A great centrist alliance with the Social Democrats headed by Pamela Rendi-Wagner seems to be the least likely option because such a "grand coalition" has been the norm for much of the period since World War Two and has come to be associated with political stasis and infighting.

The party most aligned with those goals remains the disgraced FPO. After suffering a 10-point drop in the vote from the last election, its secretary general, Harald Vilimsky, said that the anti-migration party "has no mandate to enter a new coalition with Chancellor Kurz."

Pierre Vercauteren, a professor in political science at UCLouvain university, told Sputnik that last Sunday's vote results were "very bad" for the FPO. The Ibiza scandal has dented voters' trust in the party and it would be better for Kurz to keep away from his former ally, he opined.

"Kurz had already taken a risk when he negotiated the first government with the FPO. A scalded cat fears cold water... He will surely be much more careful now, even if he tries to consider the FPO again as a partner in government," he said.

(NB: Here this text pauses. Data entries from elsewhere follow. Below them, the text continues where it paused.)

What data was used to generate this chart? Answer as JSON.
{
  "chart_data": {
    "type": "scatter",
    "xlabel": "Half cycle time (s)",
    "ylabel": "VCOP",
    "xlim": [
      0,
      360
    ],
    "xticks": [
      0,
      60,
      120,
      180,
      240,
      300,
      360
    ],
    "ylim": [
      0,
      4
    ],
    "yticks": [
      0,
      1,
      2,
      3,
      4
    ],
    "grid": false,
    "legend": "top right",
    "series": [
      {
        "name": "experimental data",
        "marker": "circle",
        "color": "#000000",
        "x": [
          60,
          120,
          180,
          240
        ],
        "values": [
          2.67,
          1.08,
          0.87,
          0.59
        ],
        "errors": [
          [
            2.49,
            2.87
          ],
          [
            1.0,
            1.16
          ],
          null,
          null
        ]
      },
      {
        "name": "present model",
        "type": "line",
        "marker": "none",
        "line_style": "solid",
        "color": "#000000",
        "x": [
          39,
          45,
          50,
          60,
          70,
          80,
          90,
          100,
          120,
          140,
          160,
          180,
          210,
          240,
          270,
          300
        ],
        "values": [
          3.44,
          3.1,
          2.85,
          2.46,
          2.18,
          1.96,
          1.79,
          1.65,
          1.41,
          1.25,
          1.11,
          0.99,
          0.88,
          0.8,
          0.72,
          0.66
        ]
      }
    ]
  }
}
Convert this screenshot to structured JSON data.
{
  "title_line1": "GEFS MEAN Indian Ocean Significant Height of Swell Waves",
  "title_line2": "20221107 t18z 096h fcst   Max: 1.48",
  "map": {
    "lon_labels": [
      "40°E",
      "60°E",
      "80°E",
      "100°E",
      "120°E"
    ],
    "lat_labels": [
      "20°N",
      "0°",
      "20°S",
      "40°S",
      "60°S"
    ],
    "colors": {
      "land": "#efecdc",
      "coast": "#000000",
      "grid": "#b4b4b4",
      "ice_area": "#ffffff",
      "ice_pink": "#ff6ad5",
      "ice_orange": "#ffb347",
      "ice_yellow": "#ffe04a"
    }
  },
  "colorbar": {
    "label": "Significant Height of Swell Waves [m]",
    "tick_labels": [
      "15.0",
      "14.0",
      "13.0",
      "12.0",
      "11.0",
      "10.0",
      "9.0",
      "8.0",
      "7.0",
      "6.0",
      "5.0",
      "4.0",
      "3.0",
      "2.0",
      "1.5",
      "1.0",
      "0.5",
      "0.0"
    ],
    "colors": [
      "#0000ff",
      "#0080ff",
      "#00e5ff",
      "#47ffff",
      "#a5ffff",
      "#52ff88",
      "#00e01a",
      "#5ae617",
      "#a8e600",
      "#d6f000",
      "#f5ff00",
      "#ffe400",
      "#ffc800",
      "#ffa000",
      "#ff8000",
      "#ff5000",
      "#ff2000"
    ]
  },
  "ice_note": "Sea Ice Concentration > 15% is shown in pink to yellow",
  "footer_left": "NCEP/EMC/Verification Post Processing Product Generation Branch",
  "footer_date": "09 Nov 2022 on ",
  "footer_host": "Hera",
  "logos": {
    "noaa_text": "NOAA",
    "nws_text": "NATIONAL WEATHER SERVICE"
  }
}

But the chairmen of the Alternative for Germany parliamentary group in the German parliament, Alice Weidel and Alexander Gauland, reassured the Austrian fellow right-wing party and wished the FPO "success in its reorganization" after the painful blow at the ballot box.

"Despite the setback, the FPO continues to play a decisive role in Austrian politics. It is and remains a guarantor of a policy that consistently represents the interests of citizens," Alice Weidel told German media.